Cohn and her family lived close to the German border in France. Her sister was sent to Auschwitz, and her family fled to a safer part of the country.

But Cohn chose to stay, and fight. Her ability to speak German at the time secured her spot with the Intelligence Service of the French army.

She approached troops, and collected critical information for her country.

“How was I going to tell them that I’m a friend, and not an enemy?” she recounted.

But she found success. She interrogated prisoners to learn about the Germans’ plans of retreat, and she gained insight of future invasions.

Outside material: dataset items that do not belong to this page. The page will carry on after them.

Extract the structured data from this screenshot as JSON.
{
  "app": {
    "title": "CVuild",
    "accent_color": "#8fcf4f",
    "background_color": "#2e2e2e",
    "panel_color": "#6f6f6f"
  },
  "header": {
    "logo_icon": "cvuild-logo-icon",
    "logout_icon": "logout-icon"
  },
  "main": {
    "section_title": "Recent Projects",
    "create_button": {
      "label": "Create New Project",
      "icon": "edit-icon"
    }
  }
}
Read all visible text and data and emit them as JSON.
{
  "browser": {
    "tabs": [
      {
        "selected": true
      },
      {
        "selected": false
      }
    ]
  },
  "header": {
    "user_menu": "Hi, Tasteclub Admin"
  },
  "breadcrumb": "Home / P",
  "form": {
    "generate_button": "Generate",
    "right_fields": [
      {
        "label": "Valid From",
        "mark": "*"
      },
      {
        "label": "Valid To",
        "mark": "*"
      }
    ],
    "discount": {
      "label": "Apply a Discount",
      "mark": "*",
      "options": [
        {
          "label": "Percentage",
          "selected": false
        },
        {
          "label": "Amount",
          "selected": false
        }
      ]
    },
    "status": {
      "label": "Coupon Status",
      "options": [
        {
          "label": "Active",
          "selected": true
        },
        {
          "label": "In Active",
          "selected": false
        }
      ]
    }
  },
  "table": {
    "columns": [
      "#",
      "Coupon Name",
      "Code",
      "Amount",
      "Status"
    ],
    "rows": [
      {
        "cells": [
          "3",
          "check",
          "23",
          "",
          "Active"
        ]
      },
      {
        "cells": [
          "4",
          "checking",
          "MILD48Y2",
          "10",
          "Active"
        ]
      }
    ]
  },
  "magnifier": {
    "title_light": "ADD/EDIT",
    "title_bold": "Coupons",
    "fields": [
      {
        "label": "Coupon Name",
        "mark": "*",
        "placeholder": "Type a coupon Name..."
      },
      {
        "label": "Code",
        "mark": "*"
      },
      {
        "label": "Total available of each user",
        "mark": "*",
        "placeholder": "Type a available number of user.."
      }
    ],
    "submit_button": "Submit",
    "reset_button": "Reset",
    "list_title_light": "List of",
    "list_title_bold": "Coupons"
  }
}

She said she had a few close calls of being caught, but she was able to think quickly to get out of those situations safely.

“I was lucky, I am extremely lucky,” she explained. “I always find the right answers at the right time.”

For her bravery and service, Cohn received a number of medals of recognition. One of those medals is France’s highest military honour, the Legion of Honour.

“That mission was very important to me,” Cohn said. “I did the maximum I could.”

Now 98, Cohn travels and shares her story, which is also told in her book Behind Enemy Lines.

She will be speaking at an event in Regina on Tuesday, January 8, and again in Saskatoon on Thursday, January 10.